No big deal. Just some background noise. So infrequent I might have been imagining it.
As time went by, I gradually noticed that the rustling had escalated to scampering. That was a little harder to ignore. The scampering was infrequent, but impossible to put down to mere imagination. “Maybe there’s a bird’s nest in the eaves,” I smiled to myself, imaging little chirping mouths receiving food from their parents.
When my cat started camping out for hours in the kitchen, staring underneath the counter, the light bulb should have gone on for me but it didn’t. “I bet some of those cute little gecko’s (lizards) have gotten in,” I mused. “Hope she doesn’t catch them.”
But when I walked into the kitchen and saw a mouse eating out of the cat food bowl the truth was staring me in the face and all of my denial went down the drain with an adrenaline burst like you wouldn’t believe. I had a mouse in my house!

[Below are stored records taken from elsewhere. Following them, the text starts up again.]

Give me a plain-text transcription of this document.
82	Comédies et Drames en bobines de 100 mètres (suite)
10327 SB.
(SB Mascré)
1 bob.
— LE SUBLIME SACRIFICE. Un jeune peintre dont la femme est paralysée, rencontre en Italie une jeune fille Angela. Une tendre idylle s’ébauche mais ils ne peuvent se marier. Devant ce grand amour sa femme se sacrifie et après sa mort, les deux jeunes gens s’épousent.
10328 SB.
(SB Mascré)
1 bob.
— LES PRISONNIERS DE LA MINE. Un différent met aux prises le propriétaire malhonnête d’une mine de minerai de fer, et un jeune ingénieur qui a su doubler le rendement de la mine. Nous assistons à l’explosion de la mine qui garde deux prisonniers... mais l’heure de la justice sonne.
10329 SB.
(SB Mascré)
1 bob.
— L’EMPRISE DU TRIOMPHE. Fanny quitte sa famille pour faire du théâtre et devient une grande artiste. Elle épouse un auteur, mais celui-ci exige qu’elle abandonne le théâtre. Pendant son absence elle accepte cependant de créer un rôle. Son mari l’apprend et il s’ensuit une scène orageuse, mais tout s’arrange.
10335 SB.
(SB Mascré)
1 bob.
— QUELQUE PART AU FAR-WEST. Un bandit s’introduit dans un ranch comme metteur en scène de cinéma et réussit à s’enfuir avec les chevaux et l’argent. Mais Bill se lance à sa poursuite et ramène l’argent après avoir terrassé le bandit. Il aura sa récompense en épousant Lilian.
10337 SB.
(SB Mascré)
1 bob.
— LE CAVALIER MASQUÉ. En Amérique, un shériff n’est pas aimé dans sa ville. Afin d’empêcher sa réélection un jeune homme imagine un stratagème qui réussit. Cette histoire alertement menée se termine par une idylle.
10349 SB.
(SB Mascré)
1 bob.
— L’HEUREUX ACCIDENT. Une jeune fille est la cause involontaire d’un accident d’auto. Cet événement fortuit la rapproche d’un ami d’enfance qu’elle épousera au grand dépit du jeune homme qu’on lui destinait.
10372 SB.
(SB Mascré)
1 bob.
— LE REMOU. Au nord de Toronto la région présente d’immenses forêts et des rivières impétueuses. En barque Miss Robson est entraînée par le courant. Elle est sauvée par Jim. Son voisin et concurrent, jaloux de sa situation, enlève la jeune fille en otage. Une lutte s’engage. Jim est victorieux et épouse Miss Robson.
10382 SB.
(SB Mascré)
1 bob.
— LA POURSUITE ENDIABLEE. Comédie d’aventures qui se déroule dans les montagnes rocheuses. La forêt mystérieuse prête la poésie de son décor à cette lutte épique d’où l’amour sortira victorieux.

I did what any confident, powerful, fearless woman would do. I ran screaming from the house calling for my husband. Since he was out of town at the time, he didn’t come rushing to my rescue. (Smile)
Wishing I hadn’t ignored those little warnings, I berated myself for a while, kicking myself for not listening to my instincts, and wondering what the heck I was going to do about it. My feelings quickly escalated to panic. How could I stay in a house with a mouse?
“So,” I debated. “Hotel? Stay with a friend? Bomb the kitchen?” After tossing around these improbable solutions, I sucked up my courage and went back inside.
I started to go about my business, avoiding the kitchen like the plague. Fortunately, my husband Chuck replied to my urgent messages on layover between flights and we came up with a plan (that included an urgent call to an exterminator right then).
With the truth about the mouse in the house out in the open, and a plan in place, I started thinking about what had happened. About how natural it is for us as human beings to know in our hearts that something isn’t right and go right on pretending to ourselves everything is fine. We all do it. We pretend things are OK while burying our imagination of the worst possible scenario. When we do this long enough, quite often the world steps in and says, “Hello. Here’s the reality.” And you end up facing what you were avoiding anyway.
What’s rustling or scampering around in your life? Where are you spending energy to pretend nothing’s up instead of addressing it? Where are you stuck? What needs your attention? I challenge you to look that mouse in the eye and make a plan. You’ll be glad you did.